Yaşam kavramı, bilinci ile diğer canlılardan ayrılan insanın, doğum ve ölüm arasındaki süreci anlamlandırma ve kendi değerlerini başkalarıyla paylaşma çabasıyla tanımlanır. Yaşamı sınırlandıran bir ölüm bilincinin olması, varoluşsal bir perspektifte kendisini ve çevresini özgül bir biçimde yorumlamasına ve yaratmasına imkân tanımaktadır. Bu itki, ölümle beraber sınırlanan yaşamın nasıl daha iyi bir şekilde tecrübe edileceğine dair bir yönelimi içermektedir. Ölümle beraber sonlanmaya yazgılı olan yaşamın sınırını aşma isteği bilimsel ilerlemenin temel amacı olmuştur. Yaşama hakim olma amacı temelde doğayı tahakküm altına alma, hükmetme ve yönlendirme eylemselliğini de barındırmaktadır. Yaşam ve zaman insan odaklı bir çerçeveden ele alındığı için yaşamı ve zamanı sonlandıran ölümü aşma isteği bilimsel düşüncenin temelini oluşturmuştur. Fakat insan hep daha fazla öğrenmeye, gücünün ve aklının sınırlarını zorlamaya çabalayarak, doğaya ve kendi doğasına karşı gelme gayretinin olası sonuçlarını gerçekten düşünerek mi hareket eder?

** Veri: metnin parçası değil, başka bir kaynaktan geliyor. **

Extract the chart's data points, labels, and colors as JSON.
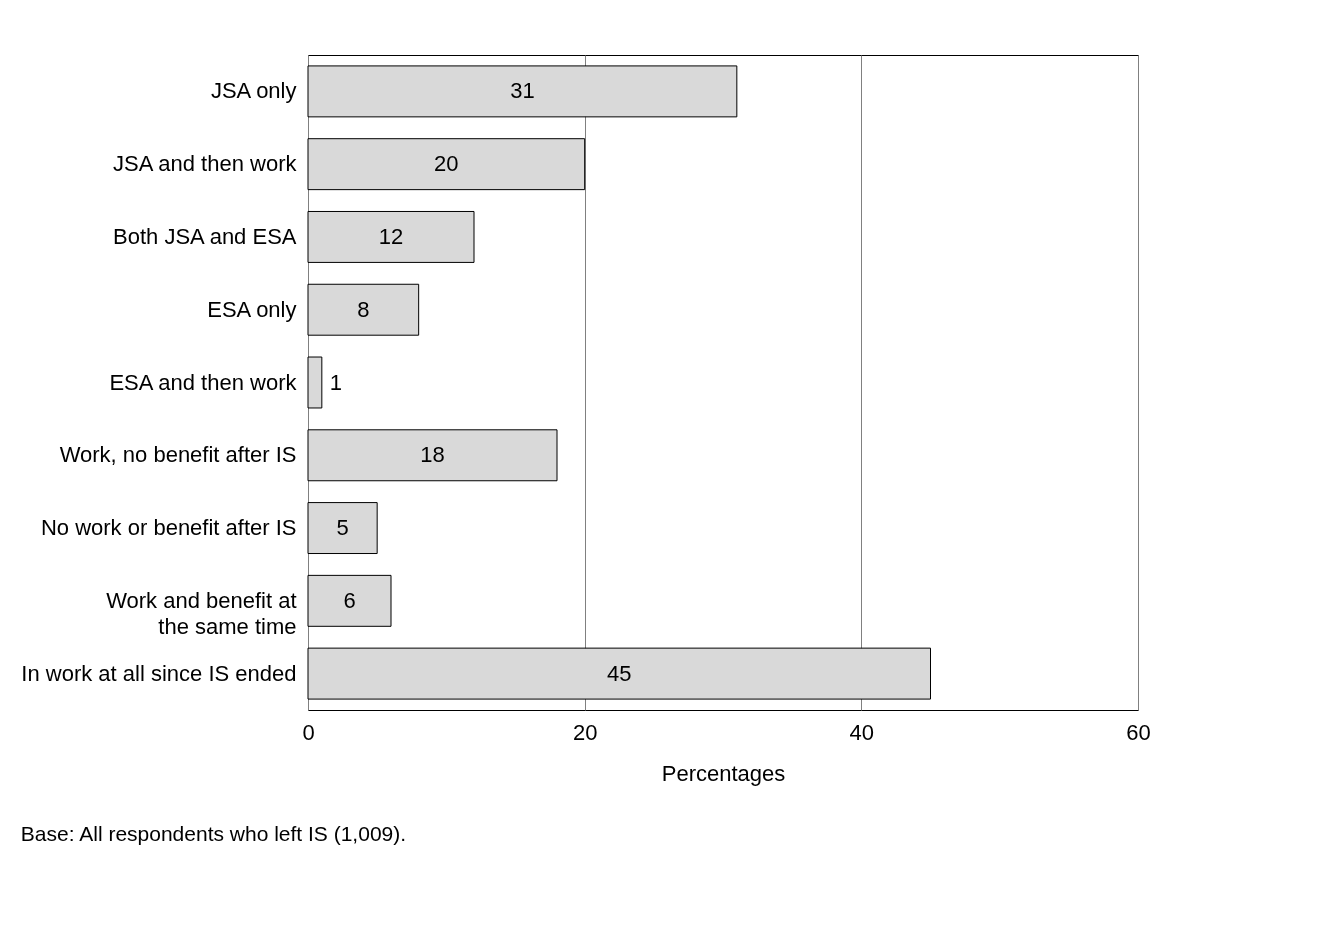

Yaşam denilen olgu başkaları ile paylaşılacak bir ilişkiselliği barındırdığından etik değerler, zamanın yorumlanması, yaşamın anlamı gibi sorular özgül bir bağlamda can bulmaktadır. Mary Shelley’nin Frankenstein ya da Modern Prometheus adlı romanı ele alındığında insanın yaşamını anlamlandırma ve ölüme meydan okuma isteğine dair temel bir amaç işlenmektedir.

Tüm yaşamı boyunca dünyanın gizemini çözmek isteyen Victor Frankenstein, ölüme karşı gelebilmek amacıyla yeni bir canlı türü yaratarak gururlanmak ve bu yeni türün yaşamının kendisine borçlu olduğunun farkında olması uğruna ailesinden ve sevdiklerinden uzak kalarak çalışmalarına yoğunlaşmıştır. Tanrı rolünü üstlenen Dr. Frankenstein, ölü bedenlerin parçalarından yarattığı yaratığı daha ilk anda terk etmesiyle ve ondan tiksinmesiyle hayal kırıklığına uğramıştır ve büyük bir umutsuzluğa kapılmıştır. Yaratıcısı tarafından terk edilen canavar, tüm saflığıyla ve yalnızlığıyla hakkında hiçbir fikri olmadığı, insanlar tarafından kurulan ve yönetilen dünyaya ve topluma uyum sağlamaya çalışırken bulur kendini.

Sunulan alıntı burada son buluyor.